A novel computational approach to reconstructing evolutionary fitness in self-replicating systems

Evolutionary fitness is a fundamental concept, widely utilised in modelling natural selection in self-replicating systems. This concept describes selective advantages of inherited elements in the underlying system. Maximisation of evolutionary fitness is traditionally used to predict the outcome of long-term evolution, in particular, to provide the best behavioural strategy or life-history trait. Deriving evolutionary fitness in theoretical models and in empirical systems has always been a challenge. Here we propose a novel computational approach to reconstructing fitness functions in biological systems, using empirical data under the scenario in which the result of competition and selection may depend on initial conditions. Such situations occur, for example, in systems with cyclic competition (e.g., rock–paper–scissors games), and modelling such scenarios has long been considered as a particularly complicated task. Our computational method combines the usage of empirical data with the implementation of a theoretical model of population dynamics in which each subpopulation uses a particular strategy. Firstly, we apply machine learning to empirical data to determine the relative ranking of competing strategies. Then we reconstruct fitness from data and estimate unknown model parameters by comparing the empirically determined fitness with its theoretical expression from the model. Unlike classical regression-based fitting, we quantify the goodness of fit based on the percentage of correctly reconstructed ranking orders of pairs of strategies.

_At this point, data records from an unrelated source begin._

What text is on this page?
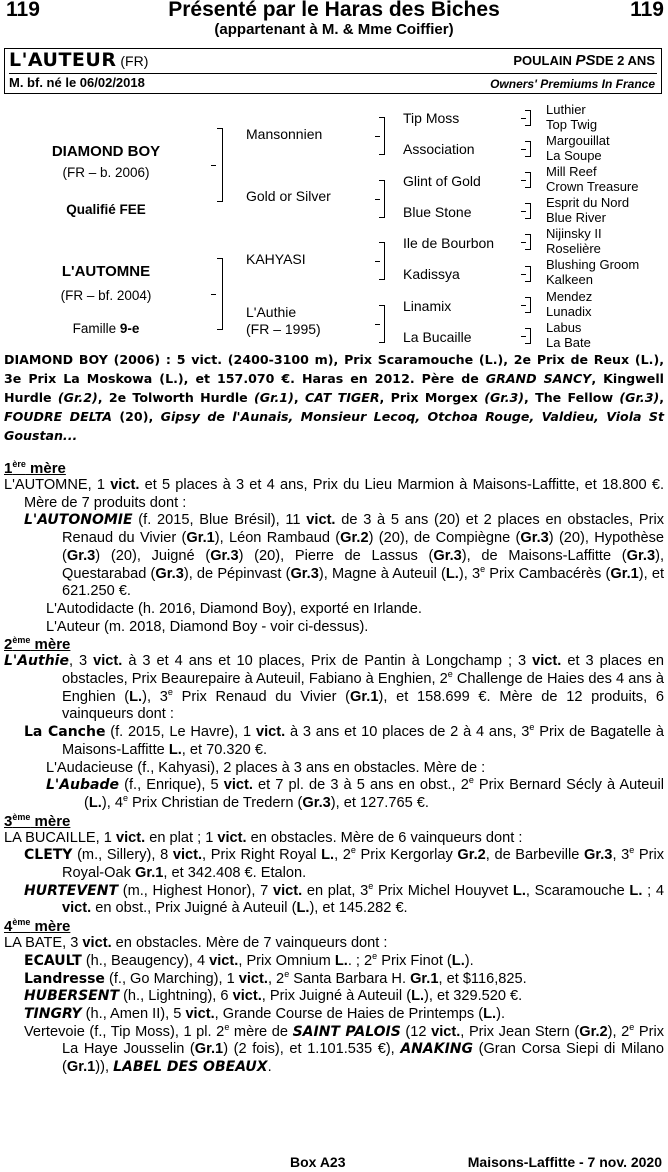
119	Présenté par le Haras des Biches	119
(appartenant à M. & Mme Coiffier)
L'AUTEUR (FR)	POULAIN PSDE 2 ANS
M. bf. né le 06/02/2018	Owners' Premiums In France
DIAMOND BOY
(FR – b. 2006)
Qualifié FEE
L'AUTOMNE
(FR – bf. 2004)
Famille 9-e
Mansonnien
Gold or Silver
KAHYASI
L'Authie
(FR – 1995)
Tip Moss
Association
Glint of Gold
Blue Stone
Ile de Bourbon
Kadissya
Linamix
La Bucaille
Luthier
Top Twig
Margouillat
La Soupe
Mill Reef
Crown Treasure
Esprit du Nord
Blue River
Nijinsky II
Roselière
Blushing Groom
Kalkeen
Mendez
Lunadix
Labus
La Bate
DIAMOND BOY (2006) : 5 vict. (2400-3100 m), Prix Scaramouche (L.), 2e Prix de Reux (L.), 3e Prix La Moskowa (L.), et 157.070 €. Haras en 2012. Père de GRAND SANCY, Kingwell Hurdle (Gr.2), 2e Tolworth Hurdle (Gr.1), CAT TIGER, Prix Morgex (Gr.3), The Fellow (Gr.3), FOUDRE DELTA (20), Gipsy de l'Aunais, Monsieur Lecoq, Otchoa Rouge, Valdieu, Viola St Goustan...

1ère mère

L'AUTOMNE, 1 vict. et 5 places à 3 et 4 ans, Prix du Lieu Marmion à Maisons-Laffitte, et 18.800 €. Mère de 7 produits dont :

L'AUTONOMIE (f. 2015, Blue Brésil), 11 vict. de 3 à 5 ans (20) et 2 places en obstacles, Prix Renaud du Vivier (Gr.1), Léon Rambaud (Gr.2) (20), de Compiègne (Gr.3) (20), Hypothèse (Gr.3) (20), Juigné (Gr.3) (20), Pierre de Lassus (Gr.3), de Maisons-Laffitte (Gr.3), Questarabad (Gr.3), de Pépinvast (Gr.3), Magne à Auteuil (L.), 3e Prix Cambacérès (Gr.1), et 621.250 €.

L'Autodidacte (h. 2016, Diamond Boy), exporté en Irlande.

L'Auteur (m. 2018, Diamond Boy - voir ci-dessus).

2ème mère

L'Authie, 3 vict. à 3 et 4 ans et 10 places, Prix de Pantin à Longchamp ; 3 vict. et 3 places en obstacles, Prix Beaurepaire à Auteuil, Fabiano à Enghien, 2e Challenge de Haies des 4 ans à Enghien (L.), 3e Prix Renaud du Vivier (Gr.1), et 158.699 €. Mère de 12 produits, 6 vainqueurs dont :

La Canche (f. 2015, Le Havre), 1 vict. à 3 ans et 10 places de 2 à 4 ans, 3e Prix de Bagatelle à Maisons-Laffitte L., et 70.320 €.

L'Audacieuse (f., Kahyasi), 2 places à 3 ans en obstacles. Mère de :

L'Aubade (f., Enrique), 5 vict. et 7 pl. de 3 à 5 ans en obst., 2e Prix Bernard Sécly à Auteuil (L.), 4e Prix Christian de Tredern (Gr.3), et 127.765 €.

3ème mère

LA BUCAILLE, 1 vict. en plat ; 1 vict. en obstacles. Mère de 6 vainqueurs dont :

CLETY (m., Sillery), 8 vict., Prix Right Royal L., 2e Prix Kergorlay Gr.2, de Barbeville Gr.3, 3e Prix Royal-Oak Gr.1, et 342.408 €. Etalon.

HURTEVENT (m., Highest Honor), 7 vict. en plat, 3e Prix Michel Houyvet L., Scaramouche L. ; 4 vict. en obst., Prix Juigné à Auteuil (L.), et 145.282 €.

4ème mère

LA BATE, 3 vict. en obstacles. Mère de 7 vainqueurs dont :

ECAULT (h., Beaugency), 4 vict., Prix Omnium L.. ; 2e Prix Finot (L.).

Landresse (f., Go Marching), 1 vict., 2e Santa Barbara H. Gr.1, et $116,825.

HUBERSENT (h., Lightning), 6 vict., Prix Juigné à Auteuil (L.), et 329.520 €.

TINGRY (h., Amen II), 5 vict., Grande Course de Haies de Printemps (L.).

Vertevoie (f., Tip Moss), 1 pl. 2e mère de SAINT PALOIS (12 vict., Prix Jean Stern (Gr.2), 2e Prix La Haye Jousselin (Gr.1) (2 fois), et 1.101.535 €), ANAKING (Gran Corsa Siepi di Milano (Gr.1)), LABEL DES OBEAUX.

Box A23	Maisons-Laffitte - 7 nov. 2020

Finally, using the derived theoretical expression for fitness with the estimated parameters, we predict the evolutionarily optimal (winning) strategy. As an insightful biological case study, we derive evolutionarily stable diel vertical migration of zooplankton, when the predator (fish) density is a dynamic variable. Our methodology is generic, and can be applied to estimate fitness-like functions in non-biological systems, such as the optimisation of sales, Internet searches, or scientometrics.